For those who feel they are too novice to be proficient in the courtroom, I would submit that regardless of the length or breadth of your curriculum vitae, there are ways you can substantially enhance your capabilities on the stand through simple pretrial preparation: articulate the clinical rationales for the decisions you make with patients; discuss the ways in which your role is grounded in nursing; prepare to be an effective teacher by ensuring you can explain jargon and complex concepts; identify the supporting science for opinions you will be providing and, if it exists, any science that challenges all or part of your opinion (and why it does not apply in this case), and, most importantly, read. Reading is not an optional aspect of forensic nursing practice. Reading ensures that we are able to grow our practices as the science develops and evolves. It allows us to improve on patient care practices, implement enhanced techniques for evidence collection and injury identification, refine our understanding and expectations in medical-forensic examination findings, and yes-testify more accurately and with greater clarity as the body of science that guides our work continues to take shape.

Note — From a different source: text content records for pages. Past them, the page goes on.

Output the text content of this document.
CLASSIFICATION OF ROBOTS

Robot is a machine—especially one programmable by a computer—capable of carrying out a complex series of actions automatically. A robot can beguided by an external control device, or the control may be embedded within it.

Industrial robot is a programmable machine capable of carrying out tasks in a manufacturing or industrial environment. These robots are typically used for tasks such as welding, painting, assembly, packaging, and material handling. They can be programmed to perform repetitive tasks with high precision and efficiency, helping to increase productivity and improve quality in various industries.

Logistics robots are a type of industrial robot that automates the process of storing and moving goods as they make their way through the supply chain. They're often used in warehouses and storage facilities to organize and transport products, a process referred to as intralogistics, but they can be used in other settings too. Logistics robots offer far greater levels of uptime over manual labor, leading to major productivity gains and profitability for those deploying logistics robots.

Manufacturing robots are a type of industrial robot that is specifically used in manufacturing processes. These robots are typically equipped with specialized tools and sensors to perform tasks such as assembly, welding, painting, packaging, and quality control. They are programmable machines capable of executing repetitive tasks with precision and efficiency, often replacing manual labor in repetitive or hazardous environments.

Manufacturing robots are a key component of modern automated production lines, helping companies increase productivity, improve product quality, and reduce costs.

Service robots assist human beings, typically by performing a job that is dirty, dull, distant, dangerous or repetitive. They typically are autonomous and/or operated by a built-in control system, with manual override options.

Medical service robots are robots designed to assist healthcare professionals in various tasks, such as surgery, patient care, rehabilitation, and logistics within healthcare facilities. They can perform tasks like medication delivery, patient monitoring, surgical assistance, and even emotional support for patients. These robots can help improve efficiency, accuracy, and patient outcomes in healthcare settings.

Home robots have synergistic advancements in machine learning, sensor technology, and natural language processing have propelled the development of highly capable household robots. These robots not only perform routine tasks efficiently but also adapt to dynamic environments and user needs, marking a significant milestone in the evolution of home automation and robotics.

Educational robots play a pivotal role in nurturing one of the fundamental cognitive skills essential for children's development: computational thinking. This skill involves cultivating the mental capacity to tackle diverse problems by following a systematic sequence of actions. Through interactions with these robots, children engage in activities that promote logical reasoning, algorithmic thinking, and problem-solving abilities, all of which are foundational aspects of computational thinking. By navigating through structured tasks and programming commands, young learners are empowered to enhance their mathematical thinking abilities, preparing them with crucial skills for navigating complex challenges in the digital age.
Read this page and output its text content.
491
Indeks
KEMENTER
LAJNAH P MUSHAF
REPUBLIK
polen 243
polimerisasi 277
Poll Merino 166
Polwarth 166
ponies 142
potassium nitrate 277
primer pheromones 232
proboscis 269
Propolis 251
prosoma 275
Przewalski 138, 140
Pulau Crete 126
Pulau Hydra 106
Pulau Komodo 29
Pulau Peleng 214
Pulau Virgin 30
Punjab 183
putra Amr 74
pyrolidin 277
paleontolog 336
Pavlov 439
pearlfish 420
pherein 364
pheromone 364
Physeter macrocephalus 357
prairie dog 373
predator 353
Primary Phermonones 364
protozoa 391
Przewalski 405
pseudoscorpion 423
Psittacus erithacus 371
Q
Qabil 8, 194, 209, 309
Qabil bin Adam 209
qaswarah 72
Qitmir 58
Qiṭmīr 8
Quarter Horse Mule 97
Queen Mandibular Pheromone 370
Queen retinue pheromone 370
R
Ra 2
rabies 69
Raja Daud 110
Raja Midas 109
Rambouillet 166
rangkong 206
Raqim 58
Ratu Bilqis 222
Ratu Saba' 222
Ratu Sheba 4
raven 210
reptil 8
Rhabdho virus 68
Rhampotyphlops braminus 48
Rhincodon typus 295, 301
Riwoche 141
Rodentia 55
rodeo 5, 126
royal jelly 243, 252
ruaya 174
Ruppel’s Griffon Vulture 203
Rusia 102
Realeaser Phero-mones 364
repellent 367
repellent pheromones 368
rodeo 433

The definition of success for the forensic nurse in the courtroom can be confusing. Success is getting up and doing the thing when you are petrified of speaking in public, getting cross-examined, and going back for more. Success is preparing for your fortieth trial like it's your first because all patients deserve that. Success is holding fast when you are being pressed hard on the stand to just go a step farther in your opinion, although the science does not support it. Success is maintaining perspective through the process, recognizing the humanity in everyone involved in the trial, from the lives that are irrevocably changed on both sides of the courtroom to our own potential for secondary trauma, which we risk when we are repeatedly exposed to accounts of violence. Like in the clinical arena, the courtroom teaches us critical lessons each time we step foot through its doorways: There is always an opportunity for professional growth; being mentored and mentoring make us better in incalculable ways; and if we do not take care of ourselves and each other, our practice and our patients will suffer.